Binary logistic regression analysis was performed using hepatitis B-related cirrhosis = 1 and hepatitis = 0 as dependent variables, and univariate analysis of serological indicators was used as covariates. The results showed that glutamic oxaloacetate aminotransferase/glutamate acetone aminotransferase levels, prothrombin time activity, and hepatitis B e antigen levels were all contributing factors to the progression of hepatitis to cirrhosis. The area under the ROC curve was 0.693 [95% confidence interval (CI): 0.631 to 0.756] for the training cohort and 0.675 (95%CI: 0.561 to 0.790) for the validation cohort. In addition, the decision analysis curves of the prediction models of both the training cohort and the validation cohort confirmed the effectiveness of the nomogram prediction model.

CONCLUSION

Three independent factors influencing the progression to cirrhosis in patients with hepatitis B were identified. The construction of a nomogram prediction model from hepatitis to cirrhosis has high application value as a tool for predicting the occurrence of liver cirrhosis in hepatitis B patients.

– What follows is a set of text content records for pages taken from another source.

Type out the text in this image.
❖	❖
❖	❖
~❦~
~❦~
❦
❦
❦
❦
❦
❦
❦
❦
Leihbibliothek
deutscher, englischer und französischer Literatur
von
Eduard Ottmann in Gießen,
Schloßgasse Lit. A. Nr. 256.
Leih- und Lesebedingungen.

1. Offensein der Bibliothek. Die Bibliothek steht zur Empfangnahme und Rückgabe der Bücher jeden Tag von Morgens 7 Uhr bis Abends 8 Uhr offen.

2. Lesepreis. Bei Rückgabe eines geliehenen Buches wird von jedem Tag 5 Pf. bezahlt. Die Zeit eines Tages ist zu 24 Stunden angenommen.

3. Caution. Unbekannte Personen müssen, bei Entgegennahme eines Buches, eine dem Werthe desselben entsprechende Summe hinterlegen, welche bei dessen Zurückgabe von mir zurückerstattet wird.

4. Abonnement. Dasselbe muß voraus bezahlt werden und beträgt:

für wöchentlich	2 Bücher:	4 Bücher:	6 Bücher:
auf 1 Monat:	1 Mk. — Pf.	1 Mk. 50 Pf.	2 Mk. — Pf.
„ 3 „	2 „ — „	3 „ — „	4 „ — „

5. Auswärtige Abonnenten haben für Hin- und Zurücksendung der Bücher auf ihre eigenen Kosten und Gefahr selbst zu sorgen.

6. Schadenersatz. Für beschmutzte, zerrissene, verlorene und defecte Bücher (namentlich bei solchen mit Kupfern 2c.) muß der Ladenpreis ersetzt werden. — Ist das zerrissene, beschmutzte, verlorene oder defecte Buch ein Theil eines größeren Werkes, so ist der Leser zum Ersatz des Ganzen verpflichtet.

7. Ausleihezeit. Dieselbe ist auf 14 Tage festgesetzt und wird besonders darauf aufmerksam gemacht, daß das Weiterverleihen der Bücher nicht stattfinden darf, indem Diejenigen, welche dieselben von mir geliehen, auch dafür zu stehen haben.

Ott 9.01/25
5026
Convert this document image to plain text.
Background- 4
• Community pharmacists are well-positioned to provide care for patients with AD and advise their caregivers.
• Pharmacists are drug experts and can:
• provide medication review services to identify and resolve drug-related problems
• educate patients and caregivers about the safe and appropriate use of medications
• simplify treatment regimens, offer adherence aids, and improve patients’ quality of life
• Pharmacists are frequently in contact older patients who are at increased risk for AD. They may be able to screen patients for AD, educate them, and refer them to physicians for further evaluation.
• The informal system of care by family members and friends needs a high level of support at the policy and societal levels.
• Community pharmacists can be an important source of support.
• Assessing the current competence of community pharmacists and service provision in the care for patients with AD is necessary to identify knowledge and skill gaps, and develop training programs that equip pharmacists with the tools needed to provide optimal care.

Keywords: Hepatitis; Hepatitis B-related cirrhosis; Clinical features; Influencing factors; Nomogram

Core Tip: In order to analyze the clinical characteristics of patients with hepatitis and cirrhosis, a nomogram model was established and verified. The clinical records of 1070 patients with hepatitis B who were treated in our hospital were selected for study, and they were divided into 749 cases in the modeling cohort and 321 cases in the model validation cohort in a 7:3 ratio. At the same time, the model validation cohort was divided into hepatitis group (n = 688) and hepatitis cirrhosis group (n = 61), and the model validation cohort was divided into hepatitis group (n = 295) and hepatitis cirrhosis group (n = 26) according to whether the patients had liver cirrhosis. The levels of albumin hepatitis B E antigen, white blood cell, red blood cell, hemoglobin, absolute neutrophil count and absolute lymphocyte count in patients with hepatitis cirrhosis were significantly lower in the modeling cohort than those in patients with hepatitis, while the levels of the ratio of aspartate aminotransferase, plasma prothrombin time, hyaluronic acid, laminin and platelet count were significantly higher than those in patients with hepatitis (all P < 0.05). The area under the receiver operating characteristic curve (AUC) of the nomogram prediction model established by cohort modeling was 0.693 [95% confidence interval (CI): 0.631 to 0.756], and AUC of the nomogram prediction model was 0.675 (95%CI: 0.561 to 0.790). The actual result curves of the nomograms generated by the modeling and validation cohorts deviate from the calibration curves with little tolerance.